I’d found windows. I doubted that my discovery would even make the footnotes in the scholarly papers. Someone else would have found them sooner or later, but I enjoyed the idea that I might have been among the first.

“We can head back, Nuovyl. We might as well report this to Dr. Lazar or Dr. Henjsen.” I took a few images of the chamber. The only thing special about it was that I’d seen a window work there for a moment, but I wanted a personal record.

“Yes, sir.”

Besides, I was getting more than a little tired, and my legs were beginning to ache, really ache.

37

Fitzhugh

At five minutes past eleven—or eleven hundred five in military terminology—on the morning of oneday, a mere two days before I was scheduled for my descent to Danann, the console in my work space flashed on with the image of the Magellan’s operations officer. “Professor Fitzhugh, this is Commander Morgan.” For all that his image was clear, and the announcement of his identify unnecessary, I merely replied, “Yes, Commander?” I refrained from rhetorically offering assistance that he neither needed nor probably desired.

“You are currently scheduled to go planetside on threeday.”

“That is what I’ve been informed by Major Tepper.” “I would like to suggest that we postpone your descent for another week. It’s taken more time and a great deal more equipment to gain access to the towers and structures below. We’d like to retard the schedule for those members of the expedition team whose specialties deal with cultural artifacts other than the shells of the structures and with the culture itself.” Morgan paused. “That’s because, frankly, as you may have noted from the images and findings made available to you, we have yet to find anything besides empty buildings, and getting inside those has been more difficult than we imagined.”

“I understand, Commander.” I could have lodged some sort of protest, perhaps with the Special Deputy Minister, but it would have been in vain—and self-defeating over any length of time.

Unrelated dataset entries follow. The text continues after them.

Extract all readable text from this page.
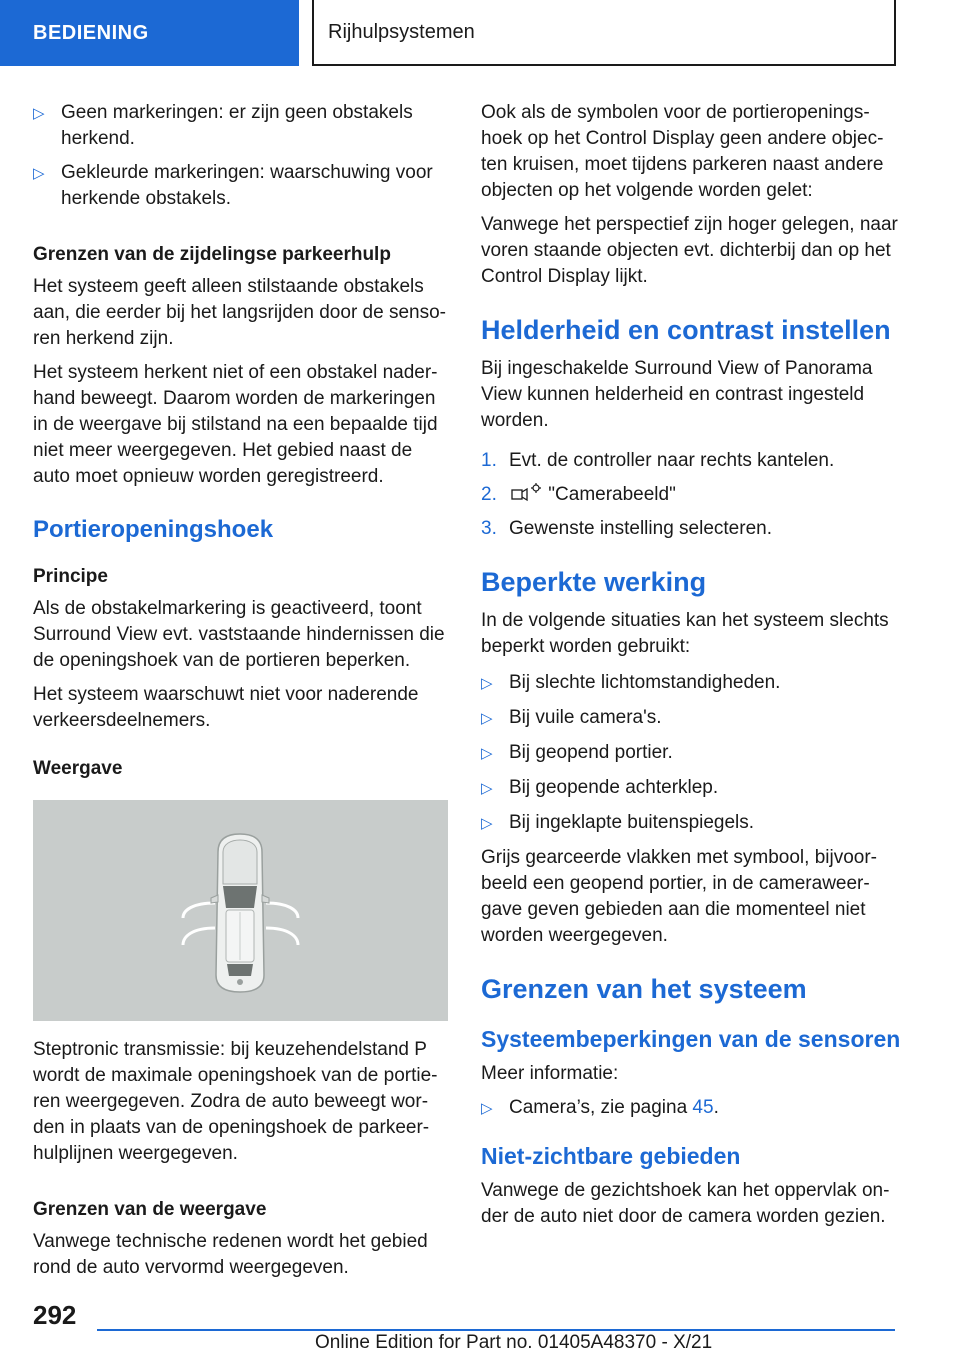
BEDIENING	Rijhulpsystemen
▷ Geen markeringen: er zijn geen obstakels herkend.
▷ Gekleurde markeringen: waarschuwing voor herkende obstakels.
Grenzen van de zijdelingse parkeerhulp

Het systeem geeft alleen stilstaande obstakels aan, die eerder bij het langsrijden door de senso‐ren herkend zijn.

Het systeem herkent niet of een obstakel nader‐hand beweegt. Daarom worden de markeringen in de weergave bij stilstand na een bepaalde tijd niet meer weergegeven. Het gebied naast de auto moet opnieuw worden geregistreerd.

Portieropeningshoek
Principe

Als de obstakelmarkering is geactiveerd, toont Surround View evt. vaststaande hindernissen die de openingshoek van de portieren beperken.

Het systeem waarschuwt niet voor naderende verkeersdeelnemers.

Weergave

Steptronic transmissie: bij keuzehendelstand P wordt de maximale openingshoek van de portie‐ren weergegeven. Zodra de auto beweegt wor‐den in plaats van de openingshoek de parkeer‐hulplijnen weergegeven.

Grenzen van de weergave

Vanwege technische redenen wordt het gebied rond de auto vervormd weergegeven.

Ook als de symbolen voor de portieropenings‐hoek op het Control Display geen andere objec‐ten kruisen, moet tijdens parkeren naast andere objecten op het volgende worden gelet:

Vanwege het perspectief zijn hoger gelegen, naar voren staande objecten evt. dichterbij dan op het Control Display lijkt.

Helderheid en contrast instellen

Bij ingeschakelde Surround View of Panorama View kunnen helderheid en contrast ingesteld worden.

1. Evt. de controller naar rechts kantelen.
2.	"Camerabeeld"
3. Gewenste instelling selecteren.
Beperkte werking

In de volgende situaties kan het systeem slechts beperkt worden gebruikt:

▷ Bij slechte lichtomstandigheden.
▷ Bij vuile camera's.
▷ Bij geopend portier.
▷ Bij geopende achterklep.
▷ Bij ingeklapte buitenspiegels.

Grijs gearceerde vlakken met symbool, bijvoor‐beeld een geopend portier, in de cameraweer‐gave geven gebieden aan die momenteel niet worden weergegeven.

Grenzen van het systeem
Systeembeperkingen van de sensoren

Meer informatie:

▷ Camera’s, zie pagina 45.
Niet-zichtbare gebieden

Vanwege de gezichtshoek kan het oppervlak on‐der de auto niet door de camera worden gezien.

292
Online Edition for Part no. 01405A48370 - X/21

Morgan was in charge of the exploration schedules, and he had encountered a problem, certainly not the last, I suspected, over which he had little control. Moreover, as he had intimated, it was most highly improbable that I would be likely to discern additional new insights about the Danannian history from looking more closely at the few structures to which the team had gained access. The greater the range of structures and artifacts to which I had access, the more valuable and potentially accurate my analysis and contribution would be—if I could make any real and meaningful addition at all.

Still, I did have questions and decided to ask one or two. “I have not seen any reports on any life-forms, even lesser life-forms—”

“You haven’t seen any reports because there haven’t been any found yet. There isn’t any uncovered ground in the megaplex. Torres is attempting to get core samples outside the built-up area and from underneath the lakes.”

“Nothing like cemeteries, memorial garden, statues?”

“Nothing, Professor. Believe me, everything that’s been reported is routed to all of you on the project. Now… if you will excuse me?”

“I’m sorry. If you would let me know when my time on Danann will be?”

“We will, as soon as we know. Thank you, Professor Fitzhugh.”